Solar panel prices keep falling year after year, with hardware costs more than 80% lower than what they were in 2008.

But whereas solar “hard costs” keep trending downwards, “soft costs” continue to remain relatively stable.  When you contract a professional to install your panels, a large chunk of your spending goes towards these soft costs, such as the cost of labour.

This is why so many believe that do-it-yourself (DIY) solar is cheaper.  After all, your only real expense is the home solar kit.  You can save a fortune on the extra soft costs.

It’s true that you do save some money upfront.  And when you install your own panels, you still enjoy many of the same benefits as everyone else, including:

  • Lower monthly electricity bills
  • A smaller carbon footprint

But despite these advantages, DIY solar isn’t cheaper.  At best, you’re leaving money on the table.  At worst, you’re actually overpaying in the long run.

Let’s take a look.

DIY Installations and UK Solar Incentives

At first glance, the United Kingdom has some of the worst weather imaginable for solar power generation.  And yet, our country ranks among the top 10 solar hotspots worldwide.  Already, 500,000 homeowners have installed panels on their own properties. 

How does one explain the UK’s solar dominance?

It ultimately comes down to our country’s supportive green policies.  The United Kingdom has a range of local and national subsidies designed to help you go solar as affordably as possible.  The government desperately wants you to invest in clean energy generation. The more of us who feed solar electricity into the grid, the less fossil fuel we must import and burn.

Although anyone can install solar panels, you will need a MCS accredited solar panel installer to install your system if you wish to qualify for the Feed-in Tariff. The Feed-in Tariff (FiT) is a financial incentive from the government that allows you to monetise your solar electricity, by earning a specified amount on every unit of electricity you generate and a further amount on every unit of electricity you export to the grid.

Aside from electricity bill savings, the FiT allows your solar panel system to payback for itself and earn you a profit over the long run. If you wish to install your own solar panels, that’s fine, but you will be unable to benefit from this lucrative incentive.

DIY Solar and Optimal Energy Generation

There’s another reason why DIY solar is a bad idea.  When you do the installation yourself, it’s much harder to maximise the energy generation potential of your rooftop:

  • MCS accredited installers use MCS certified products in their installations, which ensures a minimum standard for your system’s performance, reliability and quality. With DIY solar kits, there are no such standards and you must do your own research to ensure you do not get duped into buying substandard products.
  • Equally important, the installation must be optimised for many factors that significantly affect system performance, such as shading, pitch, orientation, transmission losses – variables that only experienced professionals are trained to optimize for.

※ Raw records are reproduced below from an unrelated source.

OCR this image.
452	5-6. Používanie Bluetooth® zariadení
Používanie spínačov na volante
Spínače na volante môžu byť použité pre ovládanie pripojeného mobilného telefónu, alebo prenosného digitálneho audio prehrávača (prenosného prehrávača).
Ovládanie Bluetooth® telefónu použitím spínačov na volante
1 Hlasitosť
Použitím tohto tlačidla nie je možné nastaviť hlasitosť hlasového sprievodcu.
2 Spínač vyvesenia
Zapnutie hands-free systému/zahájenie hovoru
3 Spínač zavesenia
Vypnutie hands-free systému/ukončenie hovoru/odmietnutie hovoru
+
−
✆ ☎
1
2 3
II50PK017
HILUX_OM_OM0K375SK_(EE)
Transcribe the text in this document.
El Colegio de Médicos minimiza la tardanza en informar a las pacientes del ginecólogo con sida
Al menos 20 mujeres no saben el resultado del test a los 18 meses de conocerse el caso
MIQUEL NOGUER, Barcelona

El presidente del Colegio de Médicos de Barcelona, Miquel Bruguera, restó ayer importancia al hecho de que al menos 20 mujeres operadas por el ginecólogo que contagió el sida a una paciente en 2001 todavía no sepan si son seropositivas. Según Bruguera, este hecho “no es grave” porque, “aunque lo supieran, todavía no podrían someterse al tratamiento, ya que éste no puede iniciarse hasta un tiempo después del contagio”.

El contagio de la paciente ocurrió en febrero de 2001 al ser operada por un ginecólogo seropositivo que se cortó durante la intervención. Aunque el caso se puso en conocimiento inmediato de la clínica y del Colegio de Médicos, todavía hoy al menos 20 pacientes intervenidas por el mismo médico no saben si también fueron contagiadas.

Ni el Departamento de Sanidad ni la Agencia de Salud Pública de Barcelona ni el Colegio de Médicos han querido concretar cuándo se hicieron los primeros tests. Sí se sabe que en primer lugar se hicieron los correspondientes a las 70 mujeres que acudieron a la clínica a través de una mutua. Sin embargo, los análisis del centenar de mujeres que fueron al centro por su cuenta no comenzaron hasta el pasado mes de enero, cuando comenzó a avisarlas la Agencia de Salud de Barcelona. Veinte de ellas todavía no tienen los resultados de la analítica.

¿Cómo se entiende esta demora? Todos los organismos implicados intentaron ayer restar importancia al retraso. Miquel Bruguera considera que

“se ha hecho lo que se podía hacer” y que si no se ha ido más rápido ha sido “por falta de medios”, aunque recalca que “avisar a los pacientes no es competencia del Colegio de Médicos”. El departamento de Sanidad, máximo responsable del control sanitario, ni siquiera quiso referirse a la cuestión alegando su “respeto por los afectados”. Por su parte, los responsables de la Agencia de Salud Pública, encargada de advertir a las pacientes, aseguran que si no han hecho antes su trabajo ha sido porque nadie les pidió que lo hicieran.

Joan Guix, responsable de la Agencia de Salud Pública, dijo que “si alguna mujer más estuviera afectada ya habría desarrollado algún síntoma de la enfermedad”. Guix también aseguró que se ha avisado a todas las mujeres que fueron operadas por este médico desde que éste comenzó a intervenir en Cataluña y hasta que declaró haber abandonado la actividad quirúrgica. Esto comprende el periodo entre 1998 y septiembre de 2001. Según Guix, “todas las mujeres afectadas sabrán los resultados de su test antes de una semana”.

Going solar is an investment.  And although DIY kits carry lower upfront costs, they typically deliver much lower returns.  By going the professional route, you’re able to generate more solar electricity per square meter – and enjoy a much higher ROI.

Is There a Cheaper Way to Go Solar?

If you’re goal is to reduce upfront costs, there’s actually a cheaper way to go solar. 

You can always lease your panels instead of buying them.  With this approach, you receive a brand-new solar installation for free (which is even cheaper than DIY).  You only pay for the clean electricity that your rented panels produce.  You’ll still have lower bills and a smaller carbon footprint.  But solar leases allow you to remove both hardware and software costs completely from the equation.